Near-Linear
Unconditionally-Secure Multiparty Computation with a Dishonest Minority
Eli
Ben-Sasson (
Serge Fehr
(CWI, The
Rafail Ostrovsky (UCLA)
Abstract:
In the setting of unconditionally-secure MPC, where (dishonest) players are
unbounded and no cryptographic assumptions are used, it was known since the
1980's that an honest majority of players is both necessary and sufficient to
achieve privacy and correctness, assuming secure point-to-point and broadcast
channels. The main open question that was left is to establish the exact
communication complexity. In all works, there was a large gap between the
communication complexity of the best known protocols in the malicious setting
and in the honest-but-curious setting, where players do not deviate from the
protocol.
We settle the above question by showing an unconditionally-secure MPC
protocol, secure against a dishonest minority of malicious players,
that matches the communication complexity of the best known MPC
protocol in the honest-but-curious setting. More specifically, we present a
new n-player MPC protocol that is secure against a computationally-unbounded
malicious adversary that can adaptively corrupt up to t<n/2 of the
players. For polynomially-large binary circuits
that are not too unshaped, our protocol has an amortized communication
complexity of O(n*log(n) + k/n^c)
bits per multiplication (i.e. AND) gate, where k denotes the security
parameter and c is an arbitrary non-negative constant. This improves on the
previously most efficient protocol with the same security guarantee, which
offers an amortized communication complexity of O(n^2*k)
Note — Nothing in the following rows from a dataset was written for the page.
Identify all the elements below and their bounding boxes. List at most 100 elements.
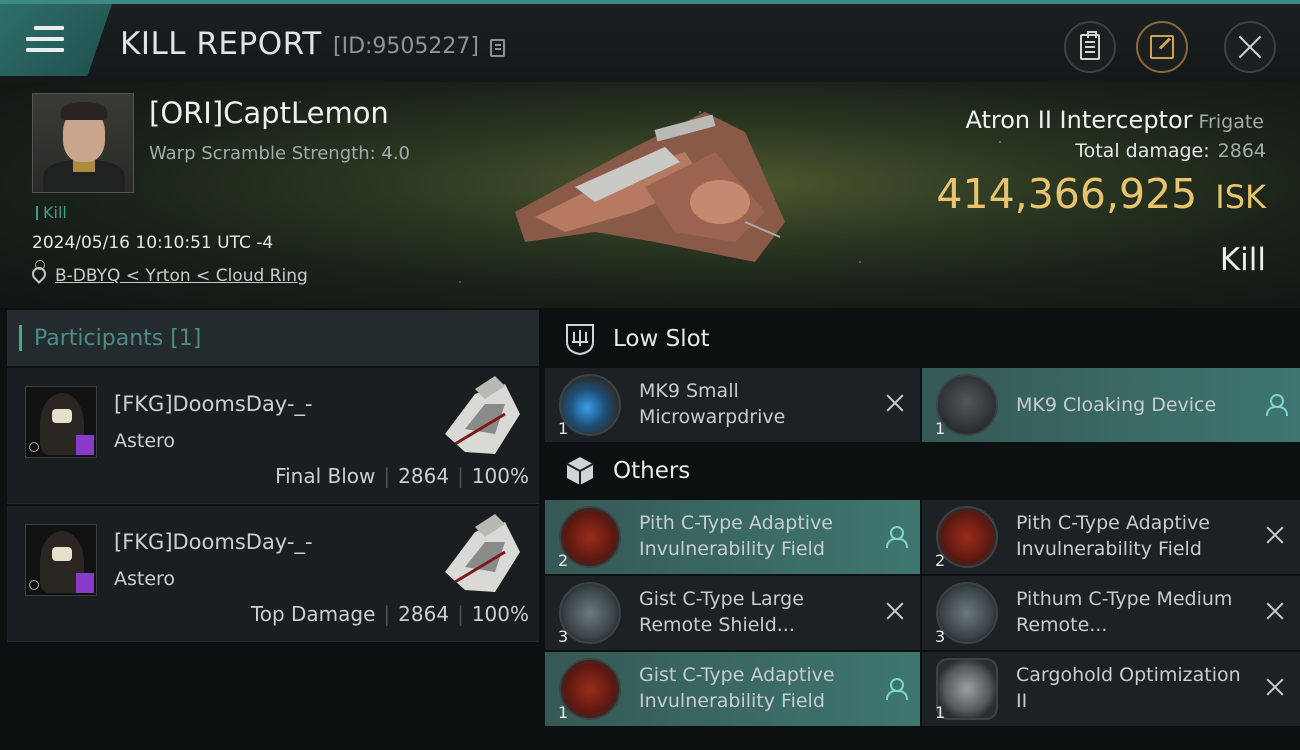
destroyed-icon: [1264, 524, 1286, 546]
module-item[interactable]: 3 Pithum C-Type Medium Remote...: [922, 576, 1300, 650]
hamburger-menu-icon[interactable]: [26, 26, 64, 54]
participant-ship: Astero: [114, 430, 176, 452]
low-slot-title: Low Slot: [613, 326, 710, 352]
module-name: MK9 Cloaking Device: [1016, 394, 1217, 416]
remote-shield-icon: [936, 582, 998, 644]
kill-location-link[interactable]: B-DBYQ < Yrton < Cloud Ring: [55, 266, 308, 286]
share-button[interactable]: [1136, 21, 1188, 73]
destroyed-icon: [1264, 600, 1286, 622]
participant-stats: Final Blow | 2864 | 100%: [275, 464, 529, 488]
others-grid: 2 Pith C-Type Adaptive Invulnerability F…: [545, 500, 1300, 726]
isk-value: 414,366,925 ISK: [936, 170, 1266, 218]
dropped-pilot-icon: [1264, 392, 1288, 416]
ship-class: Frigate: [1198, 111, 1264, 133]
kill-datetime: 2024/05/16 10:10:51 UTC -4: [32, 233, 274, 253]
module-name: Cargohold Optimization II: [1016, 664, 1241, 712]
invulnerability-field-icon: [936, 506, 998, 568]
participant-percent: 100%: [471, 602, 529, 626]
module-item[interactable]: 3 Gist C-Type Large Remote Shield...: [545, 576, 920, 650]
dropped-pilot-icon: [884, 676, 908, 700]
invulnerability-field-icon: [559, 658, 621, 720]
module-item[interactable]: 1 MK9 Cloaking Device: [922, 368, 1300, 442]
others-title: Others: [613, 458, 691, 484]
ship-name-text: Atron II Interceptor: [965, 106, 1193, 134]
total-damage-label: Total damage:: [1075, 140, 1210, 162]
fitting-panel: Low Slot 1 MK9 Small Microwarpdrive 1 MK…: [545, 310, 1300, 750]
victim-name[interactable]: [ORI]CaptLemon: [149, 96, 389, 130]
cube-icon: [566, 457, 594, 485]
kill-result: Kill: [1219, 242, 1266, 278]
isk-amount: 414,366,925: [936, 170, 1198, 218]
participant-ship-image: [445, 514, 520, 592]
module-qty: 2: [935, 551, 946, 570]
close-icon: [1237, 34, 1263, 60]
module-name: Gist C-Type Adaptive Invulnerability Fie…: [639, 664, 835, 712]
participants-header: Participants [1]: [7, 310, 539, 366]
module-item[interactable]: 1 Gist C-Type Adaptive Invulnerability F…: [545, 652, 920, 726]
module-qty: 1: [558, 419, 569, 438]
module-item[interactable]: 1 MK9 Small Microwarpdrive: [545, 368, 920, 442]
participant-damage: 2864: [398, 464, 450, 488]
participant-role: Final Blow: [275, 464, 376, 488]
participant-damage: 2864: [398, 602, 450, 626]
kill-tag: Kill: [36, 205, 67, 221]
module-name: MK9 Small Microwarpdrive: [639, 380, 786, 428]
role-badge-icon: [76, 435, 94, 455]
participant-avatar: [25, 386, 97, 458]
warp-scramble-strength: Warp Scramble Strength: 4.0: [149, 143, 411, 164]
clipboard-button[interactable]: [1064, 21, 1116, 73]
cloaking-device-icon: [936, 374, 998, 436]
module-name: Pith C-Type Adaptive Invulnerability Fie…: [639, 512, 833, 560]
module-item[interactable]: 2 Pith C-Type Adaptive Invulnerability F…: [545, 500, 920, 574]
corp-badge-icon: [29, 442, 39, 452]
close-button[interactable]: [1224, 21, 1276, 73]
participant-ship-image: [445, 376, 520, 454]
module-item[interactable]: 2 Pith C-Type Adaptive Invulnerability F…: [922, 500, 1300, 574]
module-item[interactable]: 1 Cargohold Optimization II: [922, 652, 1300, 726]
total-damage: Total damage: 2864: [1075, 140, 1266, 162]
module-qty: 1: [935, 703, 946, 722]
participant-row[interactable]: [FKG]DoomsDay-_- Astero Final Blow | 2864 |…: [7, 368, 539, 504]
corp-badge-icon: [29, 580, 39, 590]
participant-row[interactable]: [FKG]DoomsDay-_- Astero Top Damage | 2864 |…: [7, 506, 539, 642]
module-name: Pith C-Type Adaptive Invulnerability Fie…: [1016, 512, 1210, 560]
share-export-icon: [1150, 35, 1174, 59]
low-slot-icon: [566, 324, 594, 356]
module-qty: 3: [935, 627, 946, 646]
low-slot-header: Low Slot: [545, 310, 1300, 368]
destroyed-icon: [884, 392, 906, 414]
module-name: Gist C-Type Large Remote Shield...: [639, 588, 804, 636]
invulnerability-field-icon: [559, 506, 621, 568]
participant-stats: Top Damage | 2864 | 100%: [250, 602, 529, 626]
victim-ship-image: [515, 112, 785, 262]
module-name: Pithum C-Type Medium Remote...: [1016, 588, 1233, 636]
clipboard-icon: [1080, 31, 1100, 60]
victim-ship-name[interactable]: Atron II Interceptor Frigate: [966, 106, 1265, 134]
participant-name: [FKG]DoomsDay-_-: [114, 392, 313, 416]
victim-portrait[interactable]: [32, 93, 134, 193]
participant-avatar: [25, 524, 97, 596]
remote-shield-icon: [559, 582, 621, 644]
top-bar: KILL REPORT [ID:9505227]: [0, 0, 1300, 82]
destroyed-icon: [884, 600, 906, 622]
participant-percent: 100%: [471, 464, 529, 488]
module-qty: 3: [558, 627, 569, 646]
participant-name: [FKG]DoomsDay-_-: [114, 530, 313, 554]
module-qty: 1: [935, 419, 946, 438]
role-badge-icon: [76, 573, 94, 593]
module-qty: 2: [558, 551, 569, 570]
dropped-pilot-icon: [884, 524, 908, 548]
participant-role: Top Damage: [250, 602, 376, 626]
low-slot-grid: 1 MK9 Small Microwarpdrive 1 MK9 Cloakin…: [545, 368, 1300, 442]
others-header: Others: [545, 442, 1300, 500]
participants-panel: Participants [1] [FKG]DoomsDay-_- Astero…: [7, 310, 539, 750]
participant-ship: Astero: [114, 568, 176, 590]
module-qty: 1: [558, 703, 569, 722]
copy-id-icon[interactable]: [490, 39, 505, 57]
microwarpdrive-icon: [559, 374, 621, 436]
total-damage-value: 2864: [1217, 140, 1266, 162]
victim-banner: [ORI]CaptLemon Warp Scramble Strength: 4…: [0, 82, 1300, 308]
isk-unit: ISK: [1215, 178, 1266, 216]
page-title: KILL REPORT: [120, 26, 322, 62]
cargohold-icon: [936, 658, 998, 720]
bits per multiplication gate. For any k polynomial in n, the amortized
communication complexity of our protocol matches the O(n*log(n))
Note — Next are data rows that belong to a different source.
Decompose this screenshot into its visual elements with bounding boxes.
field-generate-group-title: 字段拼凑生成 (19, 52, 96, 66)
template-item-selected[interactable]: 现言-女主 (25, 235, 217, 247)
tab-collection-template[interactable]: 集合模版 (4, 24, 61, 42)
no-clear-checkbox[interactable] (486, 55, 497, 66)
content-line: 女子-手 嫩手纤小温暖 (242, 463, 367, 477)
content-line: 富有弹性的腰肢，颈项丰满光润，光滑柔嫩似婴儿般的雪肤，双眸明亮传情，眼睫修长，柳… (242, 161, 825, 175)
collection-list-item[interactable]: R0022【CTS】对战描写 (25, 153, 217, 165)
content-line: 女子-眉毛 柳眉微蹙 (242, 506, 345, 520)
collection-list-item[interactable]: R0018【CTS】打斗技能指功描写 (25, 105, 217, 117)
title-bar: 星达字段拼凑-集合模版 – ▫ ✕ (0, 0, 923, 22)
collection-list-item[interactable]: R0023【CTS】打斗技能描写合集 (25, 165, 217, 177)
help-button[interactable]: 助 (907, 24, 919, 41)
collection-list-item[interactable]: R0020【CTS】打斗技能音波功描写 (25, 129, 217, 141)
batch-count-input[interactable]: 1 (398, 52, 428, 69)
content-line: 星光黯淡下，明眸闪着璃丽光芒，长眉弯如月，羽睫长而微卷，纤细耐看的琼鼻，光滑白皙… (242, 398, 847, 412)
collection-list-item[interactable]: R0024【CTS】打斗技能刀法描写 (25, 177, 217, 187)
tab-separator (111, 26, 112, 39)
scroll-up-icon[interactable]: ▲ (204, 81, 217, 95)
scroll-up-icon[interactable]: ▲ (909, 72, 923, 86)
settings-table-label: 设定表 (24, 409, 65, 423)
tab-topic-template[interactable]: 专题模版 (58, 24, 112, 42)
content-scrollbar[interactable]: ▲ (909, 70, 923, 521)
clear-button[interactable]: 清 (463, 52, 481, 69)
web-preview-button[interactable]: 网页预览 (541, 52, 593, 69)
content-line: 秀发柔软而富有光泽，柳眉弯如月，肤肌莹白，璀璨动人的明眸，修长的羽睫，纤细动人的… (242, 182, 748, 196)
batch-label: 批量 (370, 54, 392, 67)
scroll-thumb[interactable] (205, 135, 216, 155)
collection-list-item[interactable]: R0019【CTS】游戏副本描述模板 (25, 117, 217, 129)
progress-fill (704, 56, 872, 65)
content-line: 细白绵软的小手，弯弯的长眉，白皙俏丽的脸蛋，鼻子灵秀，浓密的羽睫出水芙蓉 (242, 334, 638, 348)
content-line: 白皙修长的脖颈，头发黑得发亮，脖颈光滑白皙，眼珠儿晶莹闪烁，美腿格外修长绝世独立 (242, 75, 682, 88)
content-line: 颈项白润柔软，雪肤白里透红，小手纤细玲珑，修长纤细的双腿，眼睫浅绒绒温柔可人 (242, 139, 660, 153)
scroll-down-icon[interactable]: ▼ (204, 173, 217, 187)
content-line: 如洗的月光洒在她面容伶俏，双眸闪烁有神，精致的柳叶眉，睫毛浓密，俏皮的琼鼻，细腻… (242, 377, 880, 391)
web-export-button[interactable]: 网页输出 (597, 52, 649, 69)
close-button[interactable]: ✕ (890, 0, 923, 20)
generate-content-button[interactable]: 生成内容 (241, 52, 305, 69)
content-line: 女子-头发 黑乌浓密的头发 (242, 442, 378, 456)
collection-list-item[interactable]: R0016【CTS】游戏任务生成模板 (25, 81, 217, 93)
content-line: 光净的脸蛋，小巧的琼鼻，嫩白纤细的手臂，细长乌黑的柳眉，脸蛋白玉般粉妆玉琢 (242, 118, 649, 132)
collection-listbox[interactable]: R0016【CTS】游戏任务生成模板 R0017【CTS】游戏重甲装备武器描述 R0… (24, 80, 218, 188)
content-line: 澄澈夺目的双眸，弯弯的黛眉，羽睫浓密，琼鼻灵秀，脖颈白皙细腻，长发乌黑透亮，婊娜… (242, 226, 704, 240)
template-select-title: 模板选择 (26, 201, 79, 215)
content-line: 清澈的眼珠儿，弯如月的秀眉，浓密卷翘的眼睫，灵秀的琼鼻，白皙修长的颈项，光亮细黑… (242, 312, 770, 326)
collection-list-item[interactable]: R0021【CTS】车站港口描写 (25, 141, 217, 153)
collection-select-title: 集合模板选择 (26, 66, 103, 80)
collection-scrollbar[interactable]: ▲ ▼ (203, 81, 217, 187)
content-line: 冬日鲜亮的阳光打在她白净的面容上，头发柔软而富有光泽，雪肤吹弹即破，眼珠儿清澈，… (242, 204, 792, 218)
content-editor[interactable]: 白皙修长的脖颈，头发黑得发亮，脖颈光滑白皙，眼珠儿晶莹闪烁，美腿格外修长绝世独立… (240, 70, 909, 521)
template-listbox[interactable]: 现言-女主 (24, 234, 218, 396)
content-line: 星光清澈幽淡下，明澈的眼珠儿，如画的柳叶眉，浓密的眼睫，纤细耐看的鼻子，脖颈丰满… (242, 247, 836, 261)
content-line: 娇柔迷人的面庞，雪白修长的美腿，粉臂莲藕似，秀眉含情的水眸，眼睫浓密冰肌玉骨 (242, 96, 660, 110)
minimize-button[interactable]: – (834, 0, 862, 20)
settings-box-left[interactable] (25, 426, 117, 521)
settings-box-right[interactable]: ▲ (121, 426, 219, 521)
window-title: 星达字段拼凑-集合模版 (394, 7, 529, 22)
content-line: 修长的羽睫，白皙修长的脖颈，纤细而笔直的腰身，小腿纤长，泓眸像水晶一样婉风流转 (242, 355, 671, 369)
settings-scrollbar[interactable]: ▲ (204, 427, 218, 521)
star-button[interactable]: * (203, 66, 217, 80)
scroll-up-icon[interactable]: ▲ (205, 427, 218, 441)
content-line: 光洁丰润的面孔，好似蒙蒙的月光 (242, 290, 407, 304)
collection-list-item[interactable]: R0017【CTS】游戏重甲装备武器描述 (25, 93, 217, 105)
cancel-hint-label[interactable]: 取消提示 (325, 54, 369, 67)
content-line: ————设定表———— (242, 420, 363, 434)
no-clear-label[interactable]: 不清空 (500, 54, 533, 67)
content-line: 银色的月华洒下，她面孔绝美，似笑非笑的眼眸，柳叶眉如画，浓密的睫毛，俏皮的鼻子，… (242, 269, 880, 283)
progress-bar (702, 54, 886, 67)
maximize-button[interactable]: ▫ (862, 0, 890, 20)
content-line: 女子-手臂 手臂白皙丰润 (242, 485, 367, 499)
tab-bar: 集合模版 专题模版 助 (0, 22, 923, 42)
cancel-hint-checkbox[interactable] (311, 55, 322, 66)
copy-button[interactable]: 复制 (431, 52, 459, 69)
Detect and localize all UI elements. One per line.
bit communication complexity of the best known MPC protocol with passive
security.
We introduce several novel techniques that are of independent interest and we
believe will have wider applicability. One is a novel idea of computing
authentication tags by means of a mini MPC, which allows us to avoid
expensive double-sharings; the other is a
batch-wise multiplication verification that allows us to speedup Beaver's
multiplication triples. The techniques draw from the PCP world and this
infusion of new techniques from other domains of computational complexity may
find further uses in the context of MPC.